Sound bizarre? Sound like the delusions of a benighted age? It still happens. In the back woods of East Europe, the belief in vampires is still strong. People still perform the old customs to protect themselves against nosferatu.
Should it be any surprise? Vampires are ingrained in our pop culture. They dominate the cinema and our television screens. They live in our novels and comic books.
Nowadays they’ve become watered down. Now vampires are quaffed and shiny, with model looks and expensive clothes. In some ways, that echoes the old style vampire: Dracula was a nobleman with all the trappings thereof. But the old style vampires had something the new ones lack: a monstrous side.

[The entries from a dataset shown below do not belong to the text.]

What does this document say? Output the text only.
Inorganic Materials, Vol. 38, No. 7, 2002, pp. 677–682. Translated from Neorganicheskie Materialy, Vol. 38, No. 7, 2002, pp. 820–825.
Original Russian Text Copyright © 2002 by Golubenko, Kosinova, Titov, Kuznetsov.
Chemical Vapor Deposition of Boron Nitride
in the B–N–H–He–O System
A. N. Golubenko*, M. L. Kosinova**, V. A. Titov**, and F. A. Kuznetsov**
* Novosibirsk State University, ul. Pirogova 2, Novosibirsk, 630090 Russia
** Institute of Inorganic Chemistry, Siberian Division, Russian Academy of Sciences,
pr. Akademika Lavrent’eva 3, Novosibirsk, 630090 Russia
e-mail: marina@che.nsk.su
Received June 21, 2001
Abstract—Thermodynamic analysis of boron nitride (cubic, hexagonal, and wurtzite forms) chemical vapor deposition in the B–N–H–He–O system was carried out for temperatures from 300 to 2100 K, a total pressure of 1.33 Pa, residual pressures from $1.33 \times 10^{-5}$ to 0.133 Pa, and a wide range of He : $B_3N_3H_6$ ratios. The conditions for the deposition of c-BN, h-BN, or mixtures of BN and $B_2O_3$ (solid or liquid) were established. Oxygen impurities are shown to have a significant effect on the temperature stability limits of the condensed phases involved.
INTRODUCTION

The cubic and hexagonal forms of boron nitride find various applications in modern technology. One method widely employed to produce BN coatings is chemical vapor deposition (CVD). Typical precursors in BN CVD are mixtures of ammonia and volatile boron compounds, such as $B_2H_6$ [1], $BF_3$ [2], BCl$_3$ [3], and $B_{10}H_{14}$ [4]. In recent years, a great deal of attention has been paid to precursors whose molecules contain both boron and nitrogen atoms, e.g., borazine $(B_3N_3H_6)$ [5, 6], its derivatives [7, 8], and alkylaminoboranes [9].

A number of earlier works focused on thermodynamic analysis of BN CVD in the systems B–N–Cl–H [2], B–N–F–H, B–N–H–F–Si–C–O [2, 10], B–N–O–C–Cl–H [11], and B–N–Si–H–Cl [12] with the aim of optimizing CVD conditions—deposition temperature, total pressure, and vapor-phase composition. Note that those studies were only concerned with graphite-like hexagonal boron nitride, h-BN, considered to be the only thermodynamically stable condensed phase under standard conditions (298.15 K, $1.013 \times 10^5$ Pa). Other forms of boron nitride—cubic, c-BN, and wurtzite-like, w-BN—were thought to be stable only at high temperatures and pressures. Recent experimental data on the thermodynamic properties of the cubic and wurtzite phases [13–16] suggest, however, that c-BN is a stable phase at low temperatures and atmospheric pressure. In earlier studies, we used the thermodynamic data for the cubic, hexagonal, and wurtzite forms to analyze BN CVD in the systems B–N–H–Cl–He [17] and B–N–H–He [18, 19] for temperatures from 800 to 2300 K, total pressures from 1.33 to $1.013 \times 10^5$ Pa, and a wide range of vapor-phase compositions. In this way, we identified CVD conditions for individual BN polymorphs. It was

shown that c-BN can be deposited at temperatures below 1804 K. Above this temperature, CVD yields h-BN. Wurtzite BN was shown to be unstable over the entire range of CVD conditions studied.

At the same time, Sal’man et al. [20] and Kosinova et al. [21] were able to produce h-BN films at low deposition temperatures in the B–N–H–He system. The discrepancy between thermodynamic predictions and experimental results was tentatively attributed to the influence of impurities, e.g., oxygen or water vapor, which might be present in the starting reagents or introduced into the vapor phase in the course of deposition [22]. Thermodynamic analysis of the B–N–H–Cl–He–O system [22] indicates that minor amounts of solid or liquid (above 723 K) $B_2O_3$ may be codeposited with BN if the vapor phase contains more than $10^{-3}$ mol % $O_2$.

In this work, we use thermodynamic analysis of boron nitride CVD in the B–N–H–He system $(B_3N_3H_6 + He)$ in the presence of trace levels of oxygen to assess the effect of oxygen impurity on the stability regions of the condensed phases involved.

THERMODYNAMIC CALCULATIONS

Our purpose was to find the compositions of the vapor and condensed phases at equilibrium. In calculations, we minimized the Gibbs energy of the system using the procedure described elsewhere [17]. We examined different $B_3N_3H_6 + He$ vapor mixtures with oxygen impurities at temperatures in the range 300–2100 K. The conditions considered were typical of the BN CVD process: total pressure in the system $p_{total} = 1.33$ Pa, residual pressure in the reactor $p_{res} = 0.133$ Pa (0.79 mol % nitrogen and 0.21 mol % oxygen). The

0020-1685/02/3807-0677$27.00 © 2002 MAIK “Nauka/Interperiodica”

The old vampires were unequivocally monstrous and evil. They were ugly beneath the beautiful facade. They killed to live, and lived to kill. They slept in grave dirt. They were doomed to lurk the night for all eternity, separate from but preying on the sunlit world of humanity.
New vampires lack any sort of disadvantage the old ones suffered. They are ‘vegetarians.’ They’re always beautiful. They don’t burst into flame in sunlight, nor are they forced to sleep in grave dirt at night. They’re homogenized, safe, and terribly boring.
I say we put the bite back into vampires. Want to see vamps from the good old days? Read Dracula. Watch Bram Stoker’s Dracula, the movie. I might also recommend the anime Hellsing. Watch Universal Picture’s Dracula as well. And definitely check out Stephen King’s ‘Salem’s Lot. Feel free to recommend any other great vampire movies or books, and let’s all reclaim that once great archetype of evil, the Vampire.